With proper stipulations in place that prevent undue restrictions on religious freedom, I am disappointed that the Senate did not pass this bill unanimously and that the House may choose not to consider it at all. With Illinois last week becoming the 15th state to legalize gay marriage, a bill as straightforward as the anti-bias act should be able to receive unanimous bipartisan support with ease.

This past year has been one of the most important in the history of the American gay rights movement. Between May 2 and Nov. 5, seven states passed legislation recognizing gay marriage. On June 26, the US Supreme Court ruled the Defense of Marriage Act unconstitutional in a 5-4 vote.

The mainstream culture has also become more accommodating of gay rights. On April 29, NBA player Jason Collins became the first active athlete in one of America’s four big sports leagues to come out.

It is important that American government not reverse this progress by deciding not to sign the anti-bias act into law.

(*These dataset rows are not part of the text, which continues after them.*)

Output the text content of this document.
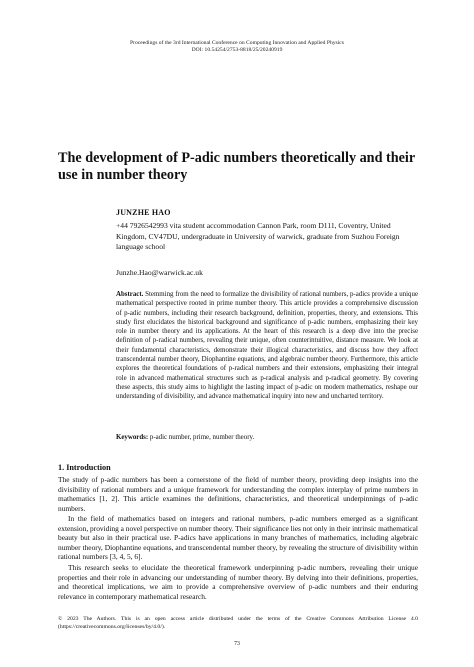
Proceedings of the 3rd International Conference on Computing Innovation and Applied Physics
DOI: 10.54254/2753-8818/25/20240919
The development of P-adic numbers theoretically and their use in number theory
JUNZHE HAO
+44 7926542993 vita student accommodation Cannon Park, room D111, Coventry, United Kingdom, CV47DU, undergraduate in University of warwick, graduate from Suzhou Foreign language school
Junzhe.Hao@warwick.ac.uk

Abstract. Stemming from the need to formalize the divisibility of rational numbers, p-adics provide a unique mathematical perspective rooted in prime number theory. This article provides a comprehensive discussion of p-adic numbers, including their research background, definition, properties, theory, and extensions. This study first elucidates the historical background and significance of p-adic numbers, emphasizing their key role in number theory and its applications. At the heart of this research is a deep dive into the precise definition of p-radical numbers, revealing their unique, often counterintuitive, distance measure. We look at their fundamental characteristics, demonstrate their illogical characteristics, and discuss how they affect transcendental number theory, Diophantine equations, and algebraic number theory. Furthermore, this article explores the theoretical foundations of p-radical numbers and their extensions, emphasizing their integral role in advanced mathematical structures such as p-radical analysis and p-radical geometry. By covering these aspects, this study aims to highlight the lasting impact of p-adic on modern mathematics, reshape our understanding of divisibility, and advance mathematical inquiry into new and uncharted territory.

Keywords: p-adic number, prime, number theory.
1. Introduction

The study of p-adic numbers has been a cornerstone of the field of number theory, providing deep insights into the divisibility of rational numbers and a unique framework for understanding the complex interplay of prime numbers in mathematics [1, 2]. This article examines the definitions, characteristics, and theoretical underpinnings of p-adic numbers.

In the field of mathematics based on integers and rational numbers, p-adic numbers emerged as a significant extension, providing a novel perspective on number theory. Their significance lies not only in their intrinsic mathematical beauty but also in their practical use. P-adics have applications in many branches of mathematics, including algebraic number theory, Diophantine equations, and transcendental number theory, by revealing the structure of divisibility within rational numbers [3, 4, 5, 6].

This research seeks to elucidate the theoretical framework underpinning p-adic numbers, revealing their unique properties and their role in advancing our understanding of number theory. By delving into their definitions, properties, and theoretical implications, we aim to provide a comprehensive overview of p-adic numbers and their enduring relevance in contemporary mathematical research.

© 2023 The Authors. This is an open access article distributed under the terms of the Creative Commons Attribution License 4.0 (https://creativecommons.org/licenses/by/4.0/).

73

American workers should be judged solely on their merit as employees and not on their sexual orientation or gender identity. Neither factor should ever be regarded as legitimate grounds for termination.

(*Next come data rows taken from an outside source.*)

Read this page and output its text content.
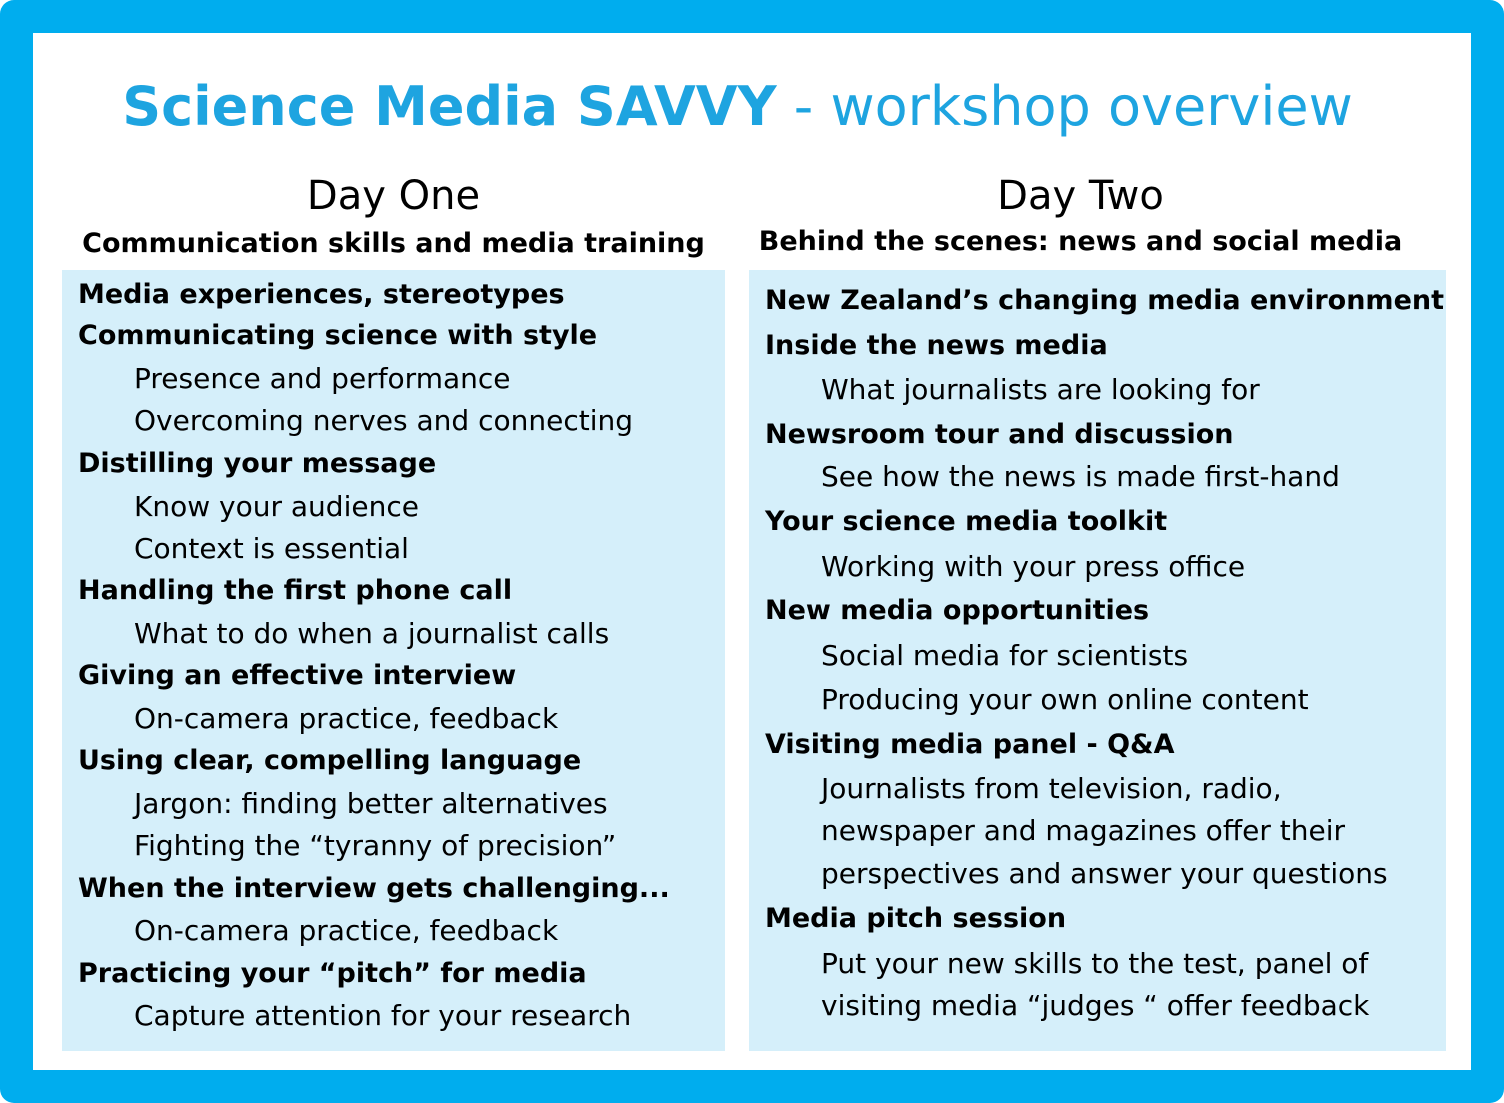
Science Media SAVVY - workshop overview
Day One
Communication skills and media training
Day Two
Behind the scenes: news and social media
Media experiences, stereotypes
Communicating science with style
Presence and performance
Overcoming nerves and connecting
Distilling your message
Know your audience
Context is essential
Handling the first phone call
What to do when a journalist calls
Giving an effective interview
On-camera practice, feedback
Using clear, compelling language
Jargon: finding better alternatives
Fighting the “tyranny of precision”
When the interview gets challenging...
On-camera practice, feedback
Practicing your “pitch” for media
Capture attention for your research
New Zealand’s changing media environment
Inside the news media
What journalists are looking for
Newsroom tour and discussion
See how the news is made first-hand
Your science media toolkit
Working with your press office
New media opportunities
Social media for scientists
Producing your own online content
Visiting media panel - Q&A
Journalists from television, radio,
newspaper and magazines offer their
perspectives and answer your questions
Media pitch session
Put your new skills to the test, panel of
visiting media “judges “ offer feedback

The website for the Washington, D.C.–based Human Rights Campaign provides the important story of an Iowa woman — identified only as Kathleen — who faced discrimination in the workplace.

Kathleen held a research position at a university in Iowa for three years. After she revealed her plans to transition from male to female to her coworkers and supervisor, she was told that, because of her “condition,” she could no longer perform her job effectively.

When Kathleen approached the university’s affirmative-action office, officials there ordered she not be terminated as long as she could agree to find work in another department. Despite interviews with other departments, Kathleen was not hired and ultimately quit and left Iowa in 2002.

Though the bill does not affect the hiring and workplace practices of religious organizations, some continue to believe the nondiscrimination bill would infringe upon employers’ freedom of expression. However, outside of such religious organizations, freedom of expression in regards to hiring practices is irrelevant — the most qualified candidate for a job is a matter of fact, not of individual expression.

Unfortunately, opposition remains in the Republican House.

According to a Politico report, a spokesman for House Speaker John Boehner, R-Ohio, said Boehner is loath to bring the bill to a vote because he believe it “will increase frivolous litigation and cost American jobs.” I disagree with the speaker on this point; any litigation that may arise as a result of this legislation would be anything but frivolous, it would be a necessary defense of human rights.

Not passing the anti-bias act would be one of the biggest human-rights missteps that Congress has ever made. The absence of such a law allows employers to select employees (and keep them) not on merit but on unrelated aspects of their lifestyles.

I believe Congress should allow President Obama to sign the Employment Nondiscrimination Act into law not only to protect LGBT Americans but also to show the public that our elected representatives have their priorities straight.

Let’s pass the act and end this pitiful treatment of some of this country’s hardest workers.